Ohne das positive Angeschwungensein durch einen anderen, fühlt es sich auf Dauer leer und fade an. Ich mag die Gefühle, die ich empfinde, wenn der andere, der mir so gut zu entsprechen scheint,  in meiner Nähe ist. Ist er weg, verschwinden mit ihm nach und nach auch die Vitalität, die Leichtigkeit und das Glück. Ich bin wieder mit mir allein. Mit dem dumpfen, nebulösen Gefühl von Schwere, Angst und Dämmerung.

Es ist nicht leicht zu erkennen, dass alle Gefühle in mir entstehen. Ich fühle immer (nur) mich selbst durch einen anderen. Alles, was ich empfinde, hat direkt mit mir zu tun und sagt etwas über die Art und Weise aus, wie ich zu mir positioniert bin. Es sagt rein gar nichts über den anderen aus.

Diesen Punkt (wirklich) zu verstehen, ist alles entscheidend für mich. Denn es ändert einfach alles. Es ändert die Beziehung zu mir selbst, wie auch die Beziehung zu(m) anderen. Durch dieses Verstehen existieren keine Schuld und keine Forderungen mehr. Und ich komme in die Lage alles zu mir zurückzunehmen was ich fühle und die Hinweise zu lesen, die mir zu erkennen geben, wie nah ich mir selbst bin  – oder wie fern.

Wie weit ich mich von mir wegbewege, um vom anderen etwas zu bekommen, was ich scheinbar ohne ihn nicht empfinden kann. Und bekomme ich es nicht mehr von dem einen, zieht es mich sogleich
zum anderen.

Ja, es kann weh tun, wenn sich Dinge nicht so entwickeln, wie ich es wünsche.
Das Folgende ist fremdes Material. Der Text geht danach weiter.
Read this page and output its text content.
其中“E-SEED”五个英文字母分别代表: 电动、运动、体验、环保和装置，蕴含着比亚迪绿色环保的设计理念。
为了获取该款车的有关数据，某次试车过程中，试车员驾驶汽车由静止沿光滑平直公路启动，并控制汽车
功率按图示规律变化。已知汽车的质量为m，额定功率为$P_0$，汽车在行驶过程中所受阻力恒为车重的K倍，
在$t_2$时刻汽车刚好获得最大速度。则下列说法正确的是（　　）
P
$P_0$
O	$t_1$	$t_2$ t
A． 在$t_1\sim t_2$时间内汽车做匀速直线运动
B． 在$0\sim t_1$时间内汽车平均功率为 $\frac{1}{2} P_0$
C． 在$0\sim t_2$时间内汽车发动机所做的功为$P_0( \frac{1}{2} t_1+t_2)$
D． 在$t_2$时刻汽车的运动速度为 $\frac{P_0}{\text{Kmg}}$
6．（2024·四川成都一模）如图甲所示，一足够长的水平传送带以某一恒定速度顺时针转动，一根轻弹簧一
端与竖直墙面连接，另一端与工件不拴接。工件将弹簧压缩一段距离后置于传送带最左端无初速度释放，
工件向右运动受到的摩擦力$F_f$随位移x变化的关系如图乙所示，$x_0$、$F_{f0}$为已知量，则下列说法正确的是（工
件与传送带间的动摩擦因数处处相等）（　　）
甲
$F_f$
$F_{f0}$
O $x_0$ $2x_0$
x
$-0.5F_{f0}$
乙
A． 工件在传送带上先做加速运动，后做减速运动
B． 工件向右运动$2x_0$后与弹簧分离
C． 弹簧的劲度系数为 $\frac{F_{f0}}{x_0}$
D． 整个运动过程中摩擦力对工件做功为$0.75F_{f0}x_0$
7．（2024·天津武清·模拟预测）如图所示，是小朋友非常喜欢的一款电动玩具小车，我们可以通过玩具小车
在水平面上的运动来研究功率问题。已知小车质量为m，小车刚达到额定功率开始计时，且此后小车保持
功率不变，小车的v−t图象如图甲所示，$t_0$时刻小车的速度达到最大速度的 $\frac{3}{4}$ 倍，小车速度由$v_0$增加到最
Ich kann mich auch lange bei diesem Schmerz aufhalten, der mich im Grunde darüber informiert, dass ich mich selbst über etwas falsch informiert habe, weil ich etwas übersehen habe oder – wollte. Oder weil die Dinge sich einfach so entwickeln, wie sie es tun, weil alle Beteiligten Einflüssen unterworfen sind, die niemand
kontrollieren kann.

Verschwindet die Verliebtheit oder wendet sich der Partner, oder Freund, die Frau oder Freundin ab und jemand anderem zu, ist da Schmerz. Das ist ganz normal. Verlust fühlt sich nie gut an.
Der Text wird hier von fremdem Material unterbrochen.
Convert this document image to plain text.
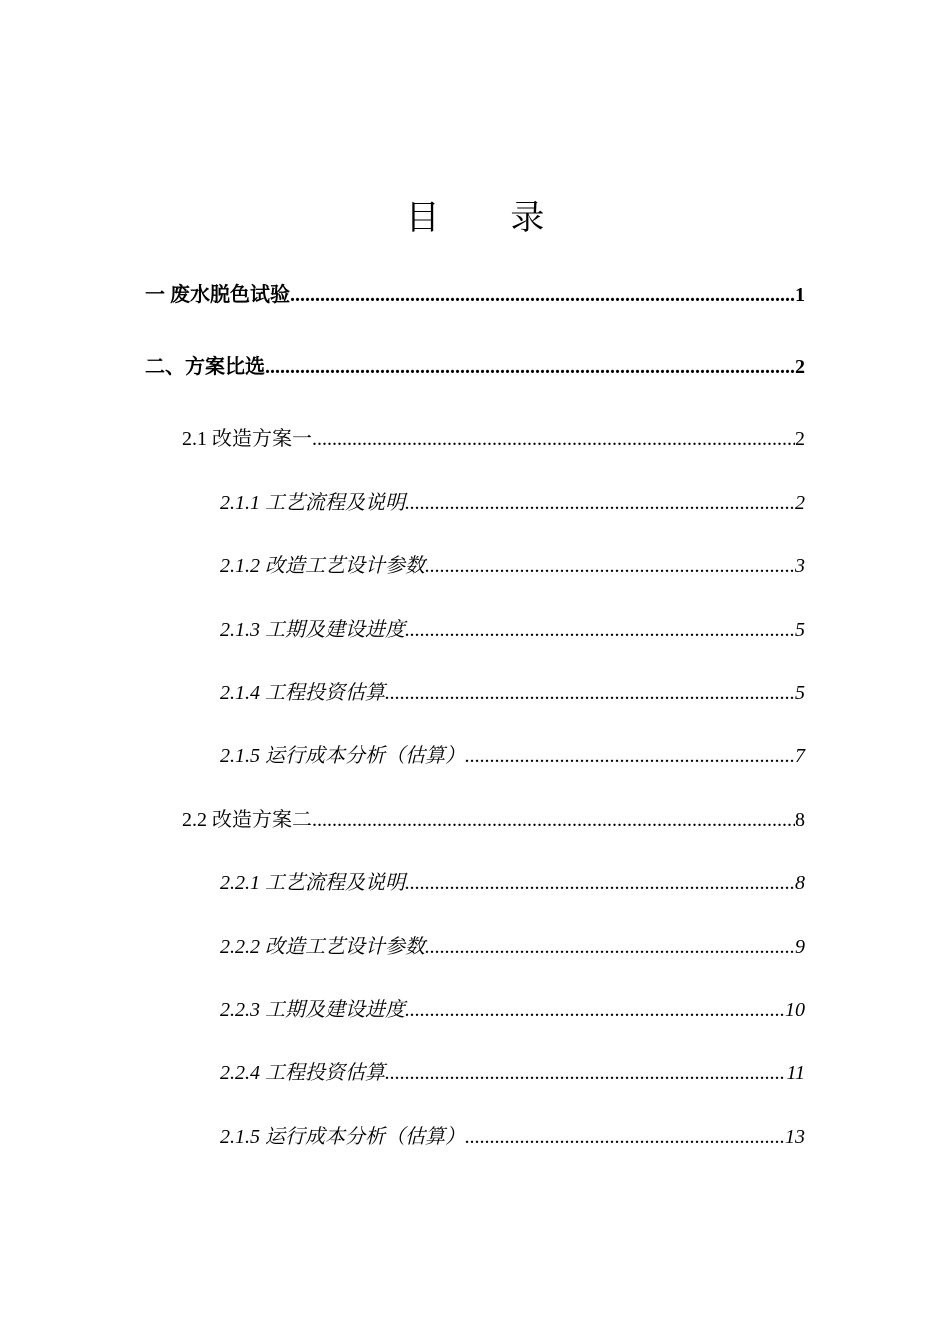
目 录
一 废水脱色试验 .....	1
二、方案比选 .....	2
2.1 改造方案一 .....	2
2.1.1 工艺流程及说明 .....	2
2.1.2 改造工艺设计参数 .....	3
2.1.3 工期及建设进度 .....	5
2.1.4 工程投资估算 .....	5
2.1.5 运行成本分析（估算） .....	7
2.2 改造方案二 .....	8
2.2.1 工艺流程及说明 .....	8
2.2.2 改造工艺设计参数 .....	9
2.2.3 工期及建设进度 .....	10
2.2.4 工程投资估算 .....	11
2.1.5 运行成本分析（估算） .....	13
Und dennoch ist es heilsam, einfach dabei zu sein. Still daneben zu sitzen, neben all den altbekannten Gefühlen der Unzulänglichkeit, der Sehnsucht, der Schwäche, der Kleinheit und Bedürftigkeit, vor denen wir immer so schnell wegrennen. Bleiben wir bei uns selbst sitzen, wie wir wirklich gerade sind, ohne uns mit Lächeln, Stärke und Überlegenheit zu überschminken, damit niemand unsere Hilflosigkeit sieht (und schon gar nicht wir selbst), dann können wir uns selbst wirklich nah kommen.

Und das ist schön, eine neue Eröffnung, eine neue Möglichkeit, ein neues Gefühl für mich selbst. Eines, das mir etwas von Weichheit und Verletzlichkeit erzählt, von Nähe und Haltlosigkeit. Ich lasse mich fallen in mich selbst. Und fange mich auf.
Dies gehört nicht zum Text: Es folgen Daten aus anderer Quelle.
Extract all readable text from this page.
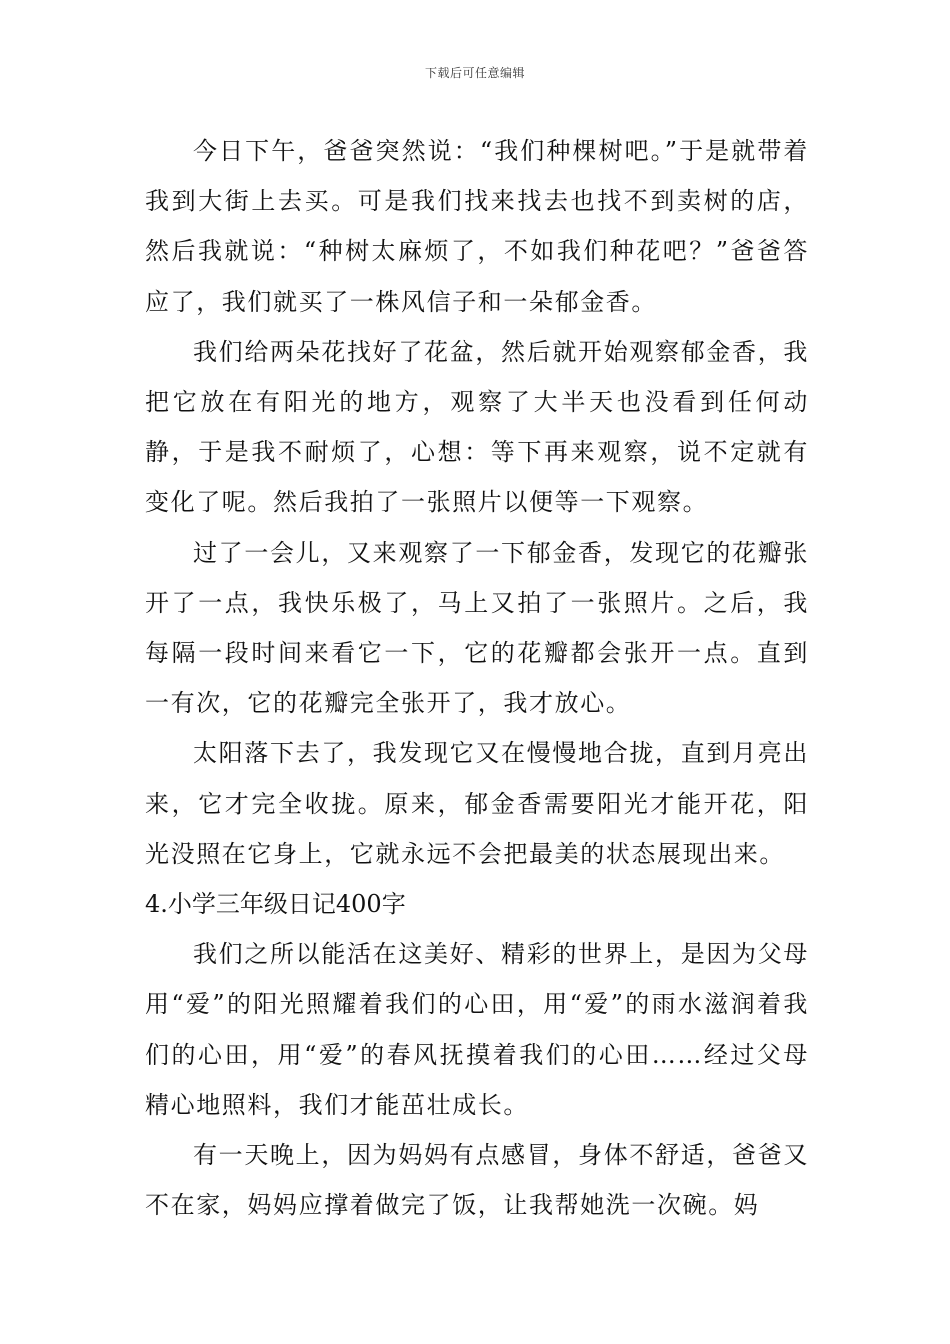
下载后可任意编辑

今日下午，爸爸突然说：“我们种棵树吧。”于是就带着我到大街上去买。可是我们找来找去也找不到卖树的店，然后我就说：“种树太麻烦了，不如我们种花吧？”爸爸答应了，我们就买了一株风信子和一朵郁金香。

我们给两朵花找好了花盆，然后就开始观察郁金香，我把它放在有阳光的地方，观察了大半天也没看到任何动静，于是我不耐烦了，心想：等下再来观察，说不定就有变化了呢。然后我拍了一张照片以便等一下观察。

过了一会儿，又来观察了一下郁金香，发现它的花瓣张开了一点，我快乐极了，马上又拍了一张照片。之后，我每隔一段时间来看它一下，它的花瓣都会张开一点。直到一有次，它的花瓣完全张开了，我才放心。

太阳落下去了，我发现它又在慢慢地合拢，直到月亮出来，它才完全收拢。原来，郁金香需要阳光才能开花，阳光没照在它身上，它就永远不会把最美的状态展现出来。

4.小学三年级日记400字

我们之所以能活在这美好、精彩的世界上，是因为父母用“爱”的阳光照耀着我们的心田，用“爱”的雨水滋润着我们的心田，用“爱”的春风抚摸着我们的心田……经过父母精心地照料，我们才能茁壮成长。

有一天晚上，因为妈妈有点感冒，身体不舒适，爸爸又不在家，妈妈应撑着做完了饭，让我帮她洗一次碗。妈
Ich höre auf, mich gegen die Wirklichkeit in mir zu wehren, um vor mir selbst dazustehen, als hätte ich alles im Griff und als würde ich über Allem stehen. Um nicht fühlen zu müssen, wie unsicher und traurig es sich wirklich anfühlt. Ich habe nämlich Angst darin zu versinken und aus dieser Einsamkeit nicht mehr aufzutauchen. Als einziger Mensch, bloßgestellt vor sich selbst.

Diese Konfrontation kann sehr schmerzhaft sein. Und nur sehr mutige Menschen und sehr verzweifelte Menschen und solche, die nichts mehr zu verlieren haben, stellen sich ihr.

Doch alle, die so weit gegangen sind, finden an einen Ort, den sie nie mehr verlassen wollen. Weil er der einzige Ort ist, der wirklich existiert und an dem wirklich alles „geschieht“. Hier.

Hier wird alles empfunden. Hier, wo ich bin. Hier ist, wo Du bist, wo ich bin, wo alle sind, die „Ich“ sagen.  Hier ist die Möglichkeit es anders zu machen. Eine neue Sichtweise in mich einzulassen, mich nicht mehr gegen meine wirklichen Empfindungen zu wehren, den anderen als das zu erkennen, was er ist: Ein Erlebensfeld, das auf die Einflüsse reagiert, die ihm eingeflüstert sind. Genau so, wie ich selbst.

Ich kann mich immer nur selbst verletzen. Indem ich mich von mir wegbewege und anders sein will, als ich bin. Wenn ich mich zurechtweise, die Zähne zusammenbeiße – „Augen zu und durch!“ , „Stell Dich doch nicht so an!“ Wer erlebt diese Ermahnungen? Immer nur ich selbst. Aber ich spüre nicht, was das bedeutet. Und mache einfach weiter, als hätte sich dadurch jemals etwas in mir „verbessert“.  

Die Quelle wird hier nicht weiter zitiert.